Пьеро напрягся, прислушался к себе. Нет, ничего. В копчике не холодило, не кололо. Похоже, для него грибовик был безопасен.
Орлы отвлеклись от пиршества. Один поднял голову и спросил, подклёктывая:
— Кто такой? Чего надо?
— Да я это... чего... — забормотал крестьянин. — Персики у меня... Хотите персиков, почтенные господа?
— Проезжай, — презрительно пробормотал орёл, выпуская из клюва блестящую кишку.
Внезапно у грибовика в руках образовался тесла-шокер. Орёл получил синюю молнию прямо в клюв. Вторая бросилась на обидчика, но умирающий ягуар вцепился ей зубами в ногу. Вторая молния уложила птицу рядом с первой. Третья, милосердная, досталась корчащемуся ягуару.
Крестьянин, не спеша, слез. Аккуратно свернул орлам шеи.
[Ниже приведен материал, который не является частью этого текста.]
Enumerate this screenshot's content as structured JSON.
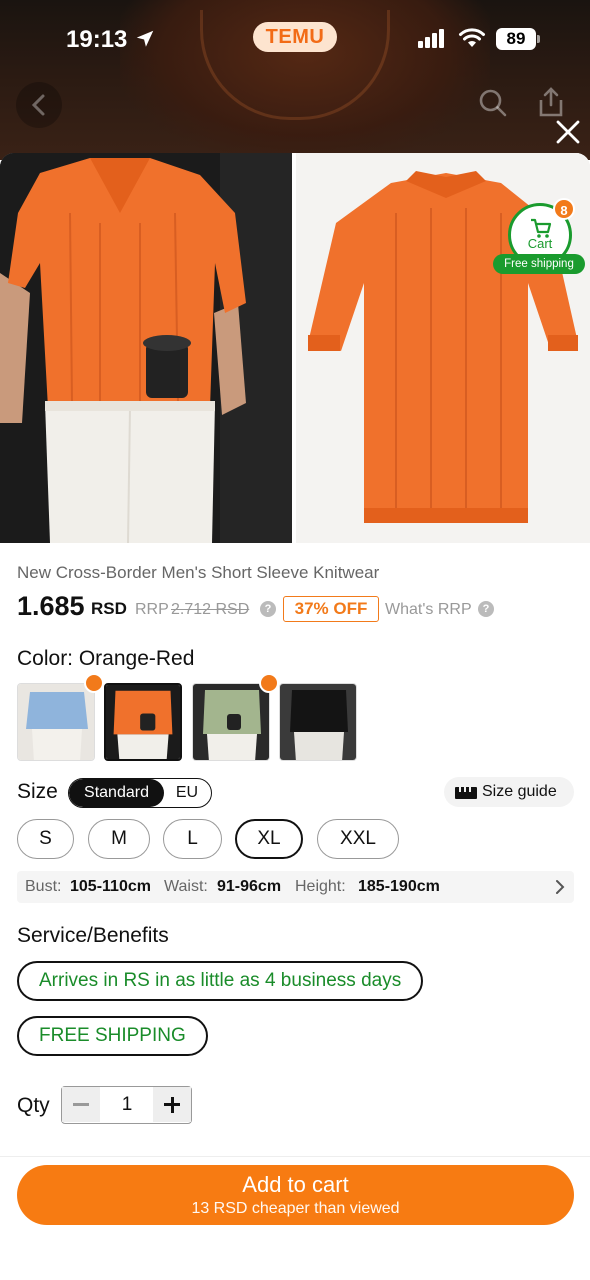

Потом взял персик и кинул в сторону поднявшегося Пьеро. Тот его поймал, жадно откусил. Кожица лопнула, сладкий сок потёк по подбородку.
— Это твоё? — грибовик показал на трупы.
— Нет, — сказал Пьеро, немного подумав. Интересы агрария были просты и понятны, а с учётом электрического оружия — ещё и достойно подкреплены. К тому же Пьеро откусил от персика. По местным понятиям это означало, что он у крестьянина в гостях — и должен вести себя как гость.
— Тогда я возьму их вещи, — сказал грибовик.
Через пять минут трупы были раздеты, обобраны и стащены с дороги на обочину. Верёвку хозяйственный крестьянин тоже прибрал. Пьеро промолчал.